Résumé législatif du Projet de loi C-55

Résumé Législatif
Projet de loi C-55 : Loi de mise en oeuvre de l'Accord de libre-échange Canada-AELÉ
Robert Dufresne, Division du droit et du gouvernement
Publication no 39-2-LS-606-F
PDF 77, (10 Pages) PDF
2008-05-28

Table des matières


Contexte

Le projet de loi C-55 : Loi portant mise en œuvre de l’accord de libre-échange entre le Canada et les États de l’Association européenne de libre-échange (Islande, Liechtenstein, Norvège et Suisse), de l’Accord sur l’agriculture entre le Canada et la République d’Islande, de l’Accord sur l’agriculture entre le Canada et le Royaume de Norvège et de l’Accord sur l’agriculture entre le Canada et la Confédération suisse, a été déposé à la Chambre des communes par l’honorable David Emerson, c.r., député et ministre du Commerce international, et a franchi l’étape de la première lecture le 5 mai 2008.
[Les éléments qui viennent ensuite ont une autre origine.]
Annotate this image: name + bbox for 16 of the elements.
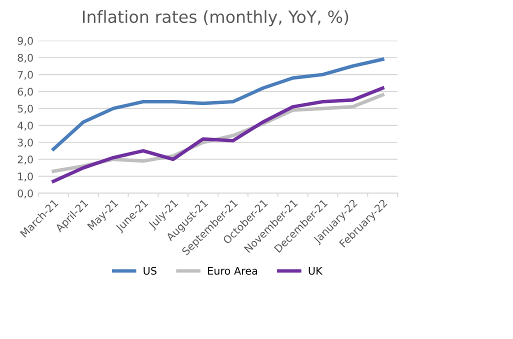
y-tick-label: 7,0 (18, 70, 33, 80)
y-tick-label: 9,0 (18, 36, 33, 46)
y-tick-label: 3,0 (18, 138, 33, 148)
y-tick-label: 2,0 (18, 156, 33, 164)
y-tick-label: 5,0 (18, 104, 33, 114)
legend-label: US (144, 266, 156, 275)
legend-label: Euro Area (208, 266, 257, 275)
y-tick-label: 6,0 (18, 88, 33, 97)
y-tick-label: 4,0 (18, 122, 33, 131)
chart-title: Inflation rates (monthly, YoY, %) (82, 10, 348, 26)
y-tick-label: 8,0 (18, 54, 33, 63)
line-series (52, 58, 384, 151)
legend-label: UK (308, 266, 323, 275)
y-tick-label: 1,0 (18, 172, 33, 182)
line-series (52, 86, 384, 184)
y-tick-label: 0,0 (18, 189, 33, 198)
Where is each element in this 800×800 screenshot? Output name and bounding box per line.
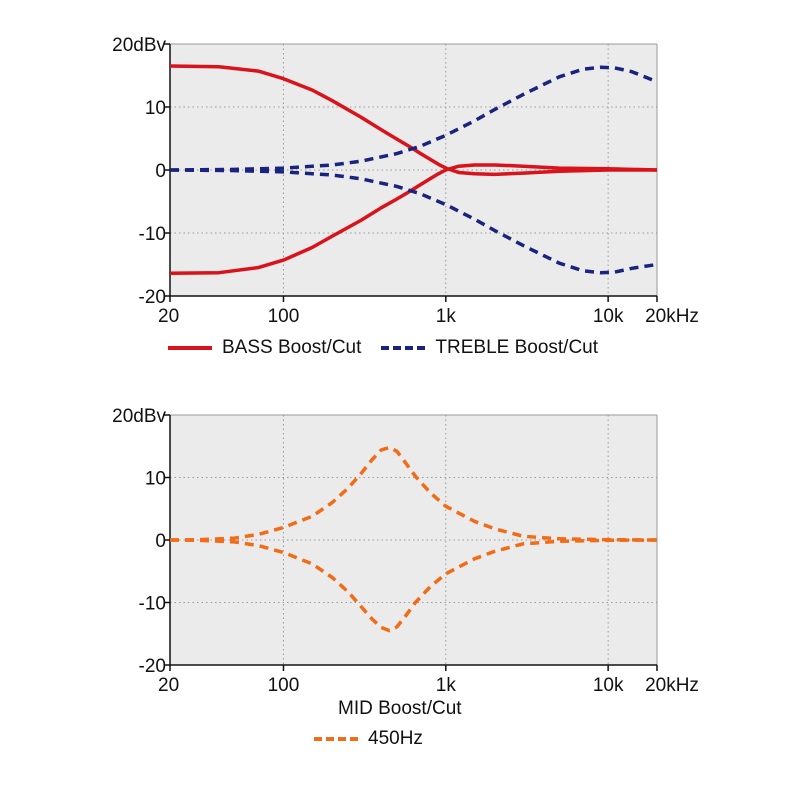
mid-legend: 450Hz (314, 728, 423, 750)
legend-swatch-bass (168, 346, 212, 350)
x-tick-label: 100 (268, 306, 300, 327)
y-tick-label: 0 (155, 161, 166, 182)
y-tick-label: 10 (145, 98, 166, 119)
x-tick-label: 20kHz (645, 675, 699, 696)
x-tick-label: 10k (593, 306, 624, 327)
series-line-bass-boost-cut-boost (169, 64, 657, 177)
y-tick-label: -10 (139, 224, 166, 245)
x-tick-label: 1k (436, 675, 457, 696)
legend-swatch-450hz (314, 737, 358, 741)
mid-chart: 20dBv 10 0 -10 -20 20 100 1k 10k 20kHz MID Boost/… (0, 380, 800, 800)
y-tick-label: -10 (139, 594, 166, 615)
y-tick-label: 0 (155, 531, 166, 552)
y-tick-label: -20 (139, 656, 166, 677)
x-tick-label: 10k (593, 675, 624, 696)
y-tick-label: 20dBv (112, 406, 166, 427)
y-tick-label: -20 (139, 287, 166, 308)
legend-label-450hz: 450Hz (368, 728, 423, 749)
bass-treble-chart: 20dBv 10 0 -10 -20 20 100 1k 10k 20kHz BASS Boost… (0, 0, 800, 380)
y-tick-label: 20dBv (112, 35, 166, 56)
x-tick-label: 1k (436, 306, 457, 327)
legend-label-bass: BASS Boost/Cut (222, 337, 362, 358)
x-tick-label: 20 (158, 306, 179, 327)
y-tick-label: 10 (145, 469, 166, 490)
x-tick-label: 20 (158, 675, 179, 696)
x-tick-label: 100 (268, 675, 300, 696)
legend-swatch-treble (381, 346, 426, 350)
x-tick-label: 20kHz (645, 306, 699, 327)
bass-treble-legend: BASS Boost/Cut TREBLE Boost/Cut (168, 337, 598, 359)
series-line-treble-boost-cut-cut (169, 168, 658, 275)
legend-label-treble: TREBLE Boost/Cut (435, 337, 599, 358)
series-line-450hz-cut (169, 538, 658, 633)
mid-chart-title: MID Boost/Cut (338, 698, 462, 719)
series-line-bass-boost-cut-cut (169, 163, 658, 276)
series-line-treble-boost-cut-boost (169, 65, 658, 172)
series-line-450hz-boost (169, 445, 658, 542)
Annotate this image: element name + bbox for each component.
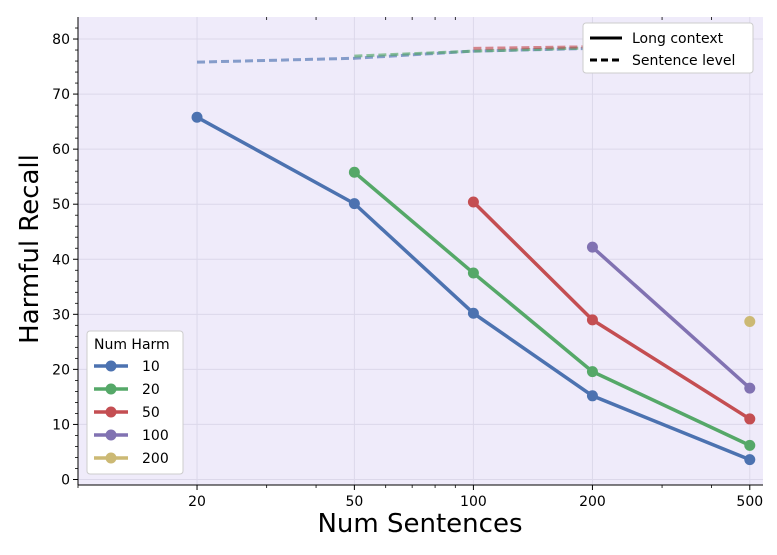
y-tick-label: 70 [52, 87, 70, 103]
data-point-20 [467, 267, 479, 279]
x-tick-label: 50 [345, 494, 363, 510]
legend-sentence-level-label: Sentence level [632, 53, 735, 69]
data-point-50 [586, 314, 598, 326]
y-tick-label: 0 [61, 472, 70, 488]
y-tick-label: 50 [52, 197, 70, 213]
plot-background [78, 17, 763, 485]
y-axis-label: Harmful Recall [15, 154, 45, 344]
data-point-50 [467, 196, 479, 208]
y-tick-label: 40 [52, 252, 70, 268]
legend-label-50: 50 [142, 405, 160, 421]
style-legend: Long context Sentence level [582, 22, 754, 74]
legend-label-100: 100 [142, 428, 169, 444]
data-point-10 [467, 307, 479, 319]
data-point-10 [744, 454, 756, 466]
legend-marker-200 [105, 452, 117, 464]
x-tick-label: 100 [460, 494, 487, 510]
num-harm-legend-title: Num Harm [94, 337, 170, 353]
num-harm-legend: Num Harm 10 20 50 100 200 [86, 330, 184, 475]
legend-marker-20 [105, 383, 117, 395]
axes [73, 17, 763, 490]
data-point-20 [348, 166, 360, 178]
data-point-10 [191, 111, 203, 123]
legend-marker-100 [105, 429, 117, 441]
data-point-20 [586, 366, 598, 378]
data-point-20 [744, 439, 756, 451]
y-tick-label: 10 [52, 417, 70, 433]
data-point-200 [744, 315, 756, 327]
data-point-10 [348, 198, 360, 210]
grid-lines [78, 17, 763, 485]
data-point-50 [744, 413, 756, 425]
legend-long-context-label: Long context [632, 31, 724, 47]
x-tick-label: 20 [188, 494, 206, 510]
y-tick-label: 20 [52, 362, 70, 378]
style-legend-box [582, 22, 754, 74]
legend-marker-50 [105, 406, 117, 418]
data-point-100 [586, 241, 598, 253]
x-tick-label: 500 [736, 494, 763, 510]
x-tick-label: 200 [579, 494, 606, 510]
y-tick-label: 30 [52, 307, 70, 323]
long-context-lines [191, 111, 756, 466]
y-tick-label: 60 [52, 142, 70, 158]
legend-label-20: 20 [142, 382, 160, 398]
long-context-line-20 [353, 170, 751, 447]
data-point-100 [744, 382, 756, 394]
long-context-line-100 [591, 245, 751, 390]
legend-marker-10 [105, 360, 117, 372]
legend-label-10: 10 [142, 359, 160, 375]
data-point-10 [586, 390, 598, 402]
tick-labels: 0 10 20 30 40 50 60 70 80 20 50 100 200 500 [52, 32, 763, 510]
x-axis-label: Num Sentences [317, 509, 522, 539]
legend-label-200: 200 [142, 451, 169, 467]
y-tick-label: 80 [52, 32, 70, 48]
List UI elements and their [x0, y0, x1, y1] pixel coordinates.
Le projet de loi met en œuvre quatre traités, et leurs annexes respectives, qui ont été signés par le Canada. Le premier traité consiste en un accord de libre-échange multilatéral entre le Canada et les États membres de l’Association européenne de libre-échange (AELÉ), à savoir l’Islande, le Liechtenstein, la Norvège et la Suisse. Les autres traités, qui sont bilatéraux, portent spécifiquement sur les échanges commerciaux dans le domaine de l’agriculture. Ces traités concernent le Canada et les mêmes États de l’AELÉ, à l’exception du Liechtenstein.

L’Accord de libre-échange Canada-AELÉ (ALÉCA) et les accords bilatéraux portent exclusivement sur la libéralisation du commerce des biens. Ils ne visent aucune autre forme d’échanges économiques comme le commerce de services ou les investissements à l’étranger.

La mise en œuvre par une loi du Parlement d’un accord de libre-échange (ALE) conclu et signé par le Canada est une pratique courante. À l’heure actuelle, le Canada est partie à cinq ALE, qui ont tous été mis en œuvre par des mesures législatives. Ce sont l’Accord de libre échange entre le Canada et les États-Unis, l’Accord de libre-échange nord-américain, l’Accord de libre-échange Canada-Chili, l’Accord de libre-échange Canada-Israël et l’Accord de libre-échange Canada-Costa Rica. L’ALÉCA est le premier ALE conclu par le Canada depuis la signature en 2002 de l’Accord de libre-échange avec le Costa Rica.

Description et analyse

Le projet de loi met en œuvre les quatre traités susmentionnés grâce à un ensemble de dispositions qui formeront l’essentiel d’une mesure législative distincte, la Loi de mise en œuvre de l’Accord de libre-échange Canada-AELÉ. Il modifie également trois lois existantes, soit la Loi sur le Tribunal canadien du commerce extérieur(1), la Loi sur les douanes(2) et le Tarif des douanes(3).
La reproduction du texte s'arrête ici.